WHOA-Roadmap Stap 2: Voorbereiding informatieverstrekking en stemprocedure
Met de WHOA kunnen de schulden van een onderneming die anders vermoedelijk failliet zal gaan, via een reorganisatieakkoord met de schuldeisers worden gesaneerd. Indien bij de vorige stap is geconcludeerd dat een WHOA-akkoord haalbaar zou kunnen zijn, kan verder worden gegaan met de voorbereiding. Er dient (grotendeels financiële) informatie verzameld en opgesteld te worden die het akkoord volgens de wet moet bevatten. In deze bijdrage zal voorts worden ingegaan op de stemprocedure.
Dit artikel maakt onderdeel uit van de serie “De route naar een WHOA-akkoord in de praktijk”, waarin middels een roadmap-voor-ondernemers in stappen wordt beschreven hoe een WHOA-akkoord tot stand kan worden gebracht. Wij gaan hierbij uit van de ‘eenvoudige’ variant, waarin u als ondernemer zelf (en niet via een herstructureringsdeskundige) het akkoord aanbiedt.
Informatieverstrekking
Bij het akkoord en het homologatieverzoek moet veel informatie en stukken worden gevoegd. Een deel hiervan zal beschikbaar zijn binnen de onderneming, maar een gedeelte ervan zal speciaal moeten worden opgesteld door de onderneming, de accountant, boekhouder of taxateurs. Dit is een aanzienlijke hoeveelheid werk die uiteraard ook tijd kost. Daarom dient reeds in deze fase begonnen te worden met het verzamelen en (laten) opstellen ervan. De rechtbank moet een verzoek tot homologatie afwijzen als het akkoord niet alle voorgeschreven informatie omvat (art. 384-2 sub c Fw).

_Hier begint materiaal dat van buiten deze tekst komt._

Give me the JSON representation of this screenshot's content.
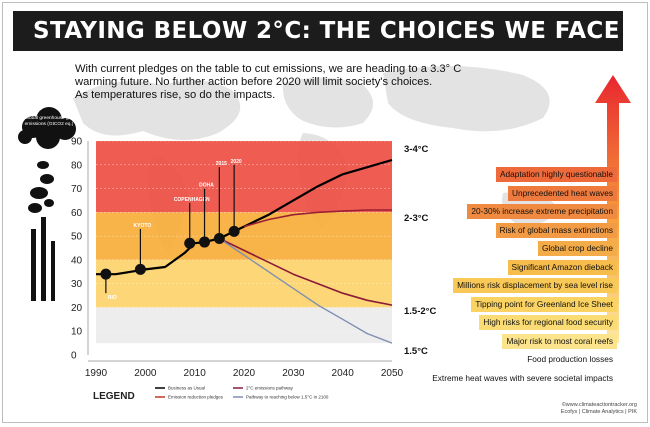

Welke informatie in het akkoord dient te staan en daarbij als bijlagen moeten worden gevoegd, staat in art. 375 Fw en in het Landelijk Procesreglement WHOA zaken. In de bijlage die u onderaan dit artikel aantreft, hebben wij deze informatie voor u op een rij hebben gezet. Een aantal onderdelen daarvan zullen hieronder worden toegelicht.
Art. 375 Fw.
Volgens art. 375-1 Fw bevat het akkoord alle informatie die de stemgerechtigde schuldeisers en aandeelhouders nodig hebben om zich voor het plaatsvinden van de stemming een geïnformeerd oordeel te kunnen vormen over het akkoord.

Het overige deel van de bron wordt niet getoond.